1911 Encyclopædia Britannica/Morhof, Daniel Georg

22112731911 Encyclopædia Britannica, Volume 18 — Morhof, Daniel Georg

MORHOF, DANIEL GEORG (1639–1691), German man of letters, was born at Wismar on the 6th of February 1639. He first studied jurisprudence and then literae humaniores at the university of Rostock, where his elegant Latin versification procured for him in 1660 the chair of poetry.

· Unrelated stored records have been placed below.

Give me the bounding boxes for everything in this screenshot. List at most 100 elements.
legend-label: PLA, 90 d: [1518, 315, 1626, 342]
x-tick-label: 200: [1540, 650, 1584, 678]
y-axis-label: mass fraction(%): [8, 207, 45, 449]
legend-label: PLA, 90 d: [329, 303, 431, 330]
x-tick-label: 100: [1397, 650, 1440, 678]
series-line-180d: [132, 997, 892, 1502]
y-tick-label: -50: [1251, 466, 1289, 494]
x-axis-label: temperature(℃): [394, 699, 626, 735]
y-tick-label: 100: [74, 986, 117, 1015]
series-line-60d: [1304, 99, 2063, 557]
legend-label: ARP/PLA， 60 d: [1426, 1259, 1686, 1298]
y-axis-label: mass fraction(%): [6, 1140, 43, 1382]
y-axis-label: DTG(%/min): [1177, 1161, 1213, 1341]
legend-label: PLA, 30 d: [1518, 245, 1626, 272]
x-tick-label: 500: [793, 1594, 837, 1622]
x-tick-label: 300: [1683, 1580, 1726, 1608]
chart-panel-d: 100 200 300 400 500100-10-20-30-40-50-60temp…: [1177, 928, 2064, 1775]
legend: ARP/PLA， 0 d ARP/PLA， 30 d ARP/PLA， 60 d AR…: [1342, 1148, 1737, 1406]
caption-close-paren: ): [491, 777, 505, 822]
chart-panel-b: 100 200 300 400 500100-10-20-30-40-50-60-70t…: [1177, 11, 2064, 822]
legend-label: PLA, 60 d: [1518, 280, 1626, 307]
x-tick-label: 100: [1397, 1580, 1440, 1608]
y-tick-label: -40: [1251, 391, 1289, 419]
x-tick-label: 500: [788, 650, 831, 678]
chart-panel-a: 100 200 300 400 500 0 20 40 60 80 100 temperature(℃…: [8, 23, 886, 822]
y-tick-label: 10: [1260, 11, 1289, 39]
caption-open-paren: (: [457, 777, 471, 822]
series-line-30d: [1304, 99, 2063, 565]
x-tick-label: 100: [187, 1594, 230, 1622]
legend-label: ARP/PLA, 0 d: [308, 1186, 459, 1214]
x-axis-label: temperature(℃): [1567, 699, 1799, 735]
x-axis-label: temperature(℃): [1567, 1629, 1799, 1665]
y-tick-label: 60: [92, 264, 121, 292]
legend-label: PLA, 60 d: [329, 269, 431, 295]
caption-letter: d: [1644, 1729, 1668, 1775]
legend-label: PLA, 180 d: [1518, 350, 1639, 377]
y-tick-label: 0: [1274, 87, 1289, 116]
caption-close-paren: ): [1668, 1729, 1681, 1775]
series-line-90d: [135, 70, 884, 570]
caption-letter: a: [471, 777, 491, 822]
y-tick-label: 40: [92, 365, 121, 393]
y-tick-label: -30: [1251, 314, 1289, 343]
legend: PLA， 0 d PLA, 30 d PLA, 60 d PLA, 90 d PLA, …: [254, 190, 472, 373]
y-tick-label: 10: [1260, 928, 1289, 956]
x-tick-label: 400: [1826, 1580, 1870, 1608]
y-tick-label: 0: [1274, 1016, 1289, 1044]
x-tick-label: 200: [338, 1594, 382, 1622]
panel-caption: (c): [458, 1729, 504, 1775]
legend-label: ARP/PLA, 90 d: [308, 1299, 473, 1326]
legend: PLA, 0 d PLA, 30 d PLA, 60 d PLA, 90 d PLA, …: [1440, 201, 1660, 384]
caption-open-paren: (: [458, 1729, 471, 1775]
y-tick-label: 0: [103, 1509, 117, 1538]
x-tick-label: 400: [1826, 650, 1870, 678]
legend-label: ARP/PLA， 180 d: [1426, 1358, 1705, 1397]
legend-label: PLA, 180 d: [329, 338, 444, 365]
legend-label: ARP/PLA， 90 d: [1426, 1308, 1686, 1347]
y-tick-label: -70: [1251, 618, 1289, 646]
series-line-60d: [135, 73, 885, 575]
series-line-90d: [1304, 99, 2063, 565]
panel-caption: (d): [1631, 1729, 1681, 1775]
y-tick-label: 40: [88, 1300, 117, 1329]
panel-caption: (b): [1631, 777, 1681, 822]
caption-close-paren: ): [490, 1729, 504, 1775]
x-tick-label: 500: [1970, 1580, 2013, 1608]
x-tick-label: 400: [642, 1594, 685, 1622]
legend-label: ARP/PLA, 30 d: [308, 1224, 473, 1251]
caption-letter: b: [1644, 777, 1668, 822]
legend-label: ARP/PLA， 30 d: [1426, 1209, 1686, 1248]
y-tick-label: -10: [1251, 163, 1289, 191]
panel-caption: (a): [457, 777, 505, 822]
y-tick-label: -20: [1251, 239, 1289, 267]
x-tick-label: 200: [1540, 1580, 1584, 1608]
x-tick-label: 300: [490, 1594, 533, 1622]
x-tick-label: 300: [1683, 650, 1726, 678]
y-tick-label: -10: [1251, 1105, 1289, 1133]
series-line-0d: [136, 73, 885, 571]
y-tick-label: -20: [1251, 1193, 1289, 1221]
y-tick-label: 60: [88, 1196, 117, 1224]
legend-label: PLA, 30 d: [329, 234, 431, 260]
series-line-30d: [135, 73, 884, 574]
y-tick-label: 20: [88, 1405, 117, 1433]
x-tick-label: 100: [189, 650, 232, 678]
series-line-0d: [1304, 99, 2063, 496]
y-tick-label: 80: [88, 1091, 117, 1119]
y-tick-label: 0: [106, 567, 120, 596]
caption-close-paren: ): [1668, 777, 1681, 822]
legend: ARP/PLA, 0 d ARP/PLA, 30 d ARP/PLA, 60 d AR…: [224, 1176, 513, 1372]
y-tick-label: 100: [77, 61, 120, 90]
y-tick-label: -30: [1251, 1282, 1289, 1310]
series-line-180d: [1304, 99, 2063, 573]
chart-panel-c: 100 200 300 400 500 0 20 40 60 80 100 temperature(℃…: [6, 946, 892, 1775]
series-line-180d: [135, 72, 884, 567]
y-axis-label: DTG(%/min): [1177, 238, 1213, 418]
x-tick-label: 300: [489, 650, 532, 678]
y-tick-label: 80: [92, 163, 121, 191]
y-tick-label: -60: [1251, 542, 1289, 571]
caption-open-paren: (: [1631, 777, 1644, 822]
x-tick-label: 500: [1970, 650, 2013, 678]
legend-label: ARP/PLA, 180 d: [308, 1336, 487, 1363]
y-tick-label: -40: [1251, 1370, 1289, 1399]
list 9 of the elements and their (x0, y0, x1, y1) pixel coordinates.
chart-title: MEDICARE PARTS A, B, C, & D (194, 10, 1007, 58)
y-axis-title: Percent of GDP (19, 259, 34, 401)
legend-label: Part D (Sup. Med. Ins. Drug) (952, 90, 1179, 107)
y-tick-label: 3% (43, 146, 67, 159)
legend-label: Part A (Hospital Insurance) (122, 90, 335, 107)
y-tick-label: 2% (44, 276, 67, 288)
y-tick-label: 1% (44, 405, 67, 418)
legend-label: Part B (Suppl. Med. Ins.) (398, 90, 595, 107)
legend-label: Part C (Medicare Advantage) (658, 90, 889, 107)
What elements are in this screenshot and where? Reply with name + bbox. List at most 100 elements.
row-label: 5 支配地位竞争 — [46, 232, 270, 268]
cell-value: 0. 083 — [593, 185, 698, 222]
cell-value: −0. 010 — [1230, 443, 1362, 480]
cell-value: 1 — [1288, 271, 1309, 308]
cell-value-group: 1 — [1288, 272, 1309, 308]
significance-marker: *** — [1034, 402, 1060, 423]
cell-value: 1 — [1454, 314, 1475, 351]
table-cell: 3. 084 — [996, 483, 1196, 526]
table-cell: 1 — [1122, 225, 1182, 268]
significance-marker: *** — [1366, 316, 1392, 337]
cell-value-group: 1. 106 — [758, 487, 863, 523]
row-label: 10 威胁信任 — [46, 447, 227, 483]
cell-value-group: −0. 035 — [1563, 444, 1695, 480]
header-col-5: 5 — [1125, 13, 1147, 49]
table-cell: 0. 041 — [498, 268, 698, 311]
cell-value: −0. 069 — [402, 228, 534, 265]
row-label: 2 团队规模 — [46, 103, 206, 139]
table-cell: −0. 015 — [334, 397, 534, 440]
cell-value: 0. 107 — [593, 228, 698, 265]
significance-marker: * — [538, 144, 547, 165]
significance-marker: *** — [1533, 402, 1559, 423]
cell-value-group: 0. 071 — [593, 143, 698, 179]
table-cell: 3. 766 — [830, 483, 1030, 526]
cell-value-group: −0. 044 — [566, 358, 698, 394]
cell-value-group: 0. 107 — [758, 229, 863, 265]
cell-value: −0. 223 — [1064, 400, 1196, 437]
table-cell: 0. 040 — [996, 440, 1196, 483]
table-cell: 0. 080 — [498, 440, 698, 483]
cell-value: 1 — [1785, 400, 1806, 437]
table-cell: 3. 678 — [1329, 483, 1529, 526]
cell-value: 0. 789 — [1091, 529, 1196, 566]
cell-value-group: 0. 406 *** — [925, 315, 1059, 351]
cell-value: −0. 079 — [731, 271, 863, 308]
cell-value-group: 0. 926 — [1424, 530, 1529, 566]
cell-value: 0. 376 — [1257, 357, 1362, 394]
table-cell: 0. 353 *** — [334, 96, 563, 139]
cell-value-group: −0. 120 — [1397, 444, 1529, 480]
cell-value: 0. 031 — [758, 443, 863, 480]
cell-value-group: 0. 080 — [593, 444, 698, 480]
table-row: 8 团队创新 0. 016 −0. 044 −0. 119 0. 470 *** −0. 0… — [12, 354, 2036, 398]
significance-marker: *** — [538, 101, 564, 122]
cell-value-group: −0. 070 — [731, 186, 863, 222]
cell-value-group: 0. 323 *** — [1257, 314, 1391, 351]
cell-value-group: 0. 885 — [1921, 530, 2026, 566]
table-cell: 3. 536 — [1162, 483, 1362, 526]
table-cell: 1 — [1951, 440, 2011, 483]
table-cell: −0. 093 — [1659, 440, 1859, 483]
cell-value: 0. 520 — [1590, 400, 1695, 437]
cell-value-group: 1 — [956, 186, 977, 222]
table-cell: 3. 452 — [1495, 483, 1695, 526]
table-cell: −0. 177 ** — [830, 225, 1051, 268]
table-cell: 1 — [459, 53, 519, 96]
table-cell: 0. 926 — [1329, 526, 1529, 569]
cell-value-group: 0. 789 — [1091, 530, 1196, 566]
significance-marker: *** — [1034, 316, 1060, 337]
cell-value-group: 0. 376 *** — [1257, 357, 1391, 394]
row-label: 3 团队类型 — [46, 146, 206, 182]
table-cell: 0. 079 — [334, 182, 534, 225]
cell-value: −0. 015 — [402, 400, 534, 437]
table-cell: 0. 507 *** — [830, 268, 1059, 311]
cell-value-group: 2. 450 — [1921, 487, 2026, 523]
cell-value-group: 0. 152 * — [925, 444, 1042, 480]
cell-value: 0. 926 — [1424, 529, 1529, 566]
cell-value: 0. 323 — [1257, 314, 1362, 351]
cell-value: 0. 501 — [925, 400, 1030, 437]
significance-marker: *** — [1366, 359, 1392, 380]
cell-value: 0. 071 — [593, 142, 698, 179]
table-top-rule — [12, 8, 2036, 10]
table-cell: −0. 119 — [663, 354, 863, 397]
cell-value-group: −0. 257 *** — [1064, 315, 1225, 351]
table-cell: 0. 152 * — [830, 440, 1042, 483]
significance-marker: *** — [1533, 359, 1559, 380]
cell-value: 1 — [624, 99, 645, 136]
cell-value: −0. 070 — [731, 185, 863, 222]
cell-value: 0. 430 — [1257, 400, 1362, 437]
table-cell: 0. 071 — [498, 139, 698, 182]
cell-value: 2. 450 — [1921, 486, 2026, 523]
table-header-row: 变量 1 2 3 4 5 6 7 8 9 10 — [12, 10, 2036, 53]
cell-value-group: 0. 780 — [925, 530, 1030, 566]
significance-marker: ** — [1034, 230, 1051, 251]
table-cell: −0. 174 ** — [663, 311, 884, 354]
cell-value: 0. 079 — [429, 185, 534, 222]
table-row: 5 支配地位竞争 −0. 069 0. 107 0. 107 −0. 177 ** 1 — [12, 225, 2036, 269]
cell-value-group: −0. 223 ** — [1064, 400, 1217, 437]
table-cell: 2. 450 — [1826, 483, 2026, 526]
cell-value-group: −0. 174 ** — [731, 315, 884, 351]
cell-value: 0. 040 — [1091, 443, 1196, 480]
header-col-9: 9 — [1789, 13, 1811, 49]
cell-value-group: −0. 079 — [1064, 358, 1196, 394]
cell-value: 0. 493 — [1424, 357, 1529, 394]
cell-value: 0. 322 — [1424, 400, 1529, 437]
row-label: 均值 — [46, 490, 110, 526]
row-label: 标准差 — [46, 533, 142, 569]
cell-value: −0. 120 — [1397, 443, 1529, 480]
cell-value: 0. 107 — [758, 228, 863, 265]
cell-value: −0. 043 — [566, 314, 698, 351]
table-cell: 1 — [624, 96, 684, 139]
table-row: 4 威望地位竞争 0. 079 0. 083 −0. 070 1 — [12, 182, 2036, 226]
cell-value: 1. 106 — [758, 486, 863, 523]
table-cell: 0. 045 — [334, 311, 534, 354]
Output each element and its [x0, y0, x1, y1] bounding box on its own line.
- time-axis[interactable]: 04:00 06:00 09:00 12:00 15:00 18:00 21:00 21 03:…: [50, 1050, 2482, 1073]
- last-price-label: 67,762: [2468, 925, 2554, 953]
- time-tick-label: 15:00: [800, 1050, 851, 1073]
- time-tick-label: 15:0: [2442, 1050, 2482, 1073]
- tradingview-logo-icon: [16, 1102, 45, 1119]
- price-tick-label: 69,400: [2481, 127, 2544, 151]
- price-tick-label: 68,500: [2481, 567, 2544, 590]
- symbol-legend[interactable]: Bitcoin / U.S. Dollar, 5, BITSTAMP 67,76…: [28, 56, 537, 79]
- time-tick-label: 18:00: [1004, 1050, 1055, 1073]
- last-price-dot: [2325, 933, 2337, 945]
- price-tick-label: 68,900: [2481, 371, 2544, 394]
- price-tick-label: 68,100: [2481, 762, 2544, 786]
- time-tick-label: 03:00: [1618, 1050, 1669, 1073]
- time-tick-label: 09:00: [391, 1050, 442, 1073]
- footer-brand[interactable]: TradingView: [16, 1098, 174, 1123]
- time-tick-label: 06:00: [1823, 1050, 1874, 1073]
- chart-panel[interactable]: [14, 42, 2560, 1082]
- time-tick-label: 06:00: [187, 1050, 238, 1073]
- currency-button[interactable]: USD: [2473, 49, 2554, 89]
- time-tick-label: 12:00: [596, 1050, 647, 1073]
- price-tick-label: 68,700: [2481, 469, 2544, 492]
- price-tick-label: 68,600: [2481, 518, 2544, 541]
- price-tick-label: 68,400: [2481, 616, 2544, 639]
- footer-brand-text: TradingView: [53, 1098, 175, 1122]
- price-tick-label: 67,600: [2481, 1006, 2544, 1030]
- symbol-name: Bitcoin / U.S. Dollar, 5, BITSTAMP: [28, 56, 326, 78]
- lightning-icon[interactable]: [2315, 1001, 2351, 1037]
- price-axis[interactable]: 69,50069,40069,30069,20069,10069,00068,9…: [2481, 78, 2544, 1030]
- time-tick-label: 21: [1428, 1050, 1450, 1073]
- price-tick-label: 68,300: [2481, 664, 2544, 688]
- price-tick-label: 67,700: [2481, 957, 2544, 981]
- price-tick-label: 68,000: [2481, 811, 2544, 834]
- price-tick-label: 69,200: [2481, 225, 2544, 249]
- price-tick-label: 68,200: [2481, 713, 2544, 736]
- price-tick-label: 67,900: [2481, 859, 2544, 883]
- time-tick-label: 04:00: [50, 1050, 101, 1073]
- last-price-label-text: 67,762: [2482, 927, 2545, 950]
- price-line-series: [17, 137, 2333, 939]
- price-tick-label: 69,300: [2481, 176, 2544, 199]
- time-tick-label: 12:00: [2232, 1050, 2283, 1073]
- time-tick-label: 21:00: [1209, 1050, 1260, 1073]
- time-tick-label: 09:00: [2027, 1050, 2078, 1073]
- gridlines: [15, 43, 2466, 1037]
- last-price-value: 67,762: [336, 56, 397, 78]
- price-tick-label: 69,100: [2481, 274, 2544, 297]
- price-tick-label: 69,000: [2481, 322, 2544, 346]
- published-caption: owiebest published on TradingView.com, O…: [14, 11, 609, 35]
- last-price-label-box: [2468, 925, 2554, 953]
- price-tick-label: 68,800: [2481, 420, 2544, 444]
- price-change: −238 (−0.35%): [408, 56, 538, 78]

In 1665 he went to the new university of Kiel as professor of eloquence and poetry; this chair he exchanged for that of history in 1673. He died at Lübeck on the 30th of July 1691. Of his numerous writings the most important are Unterricht von der deutschen Sprache und Poesie (1682, 3rd ed., 1718), the first attempt in Germany at a systematic survey of European literature, and Polyhistor, sive de auctorum notitia et rerum commentarii (Lübeck, 1688, not completed till 1707; 4th ed., 1747), a kind of encyclopaedia of the knowledge and learning of his time.

See Eymer, Morhof und sein Polyhistor (in the Xenia Austriaca, Vienna, 1893); and biography by R. v. Liliencron in Allgem. Deutsche Biographie (1885).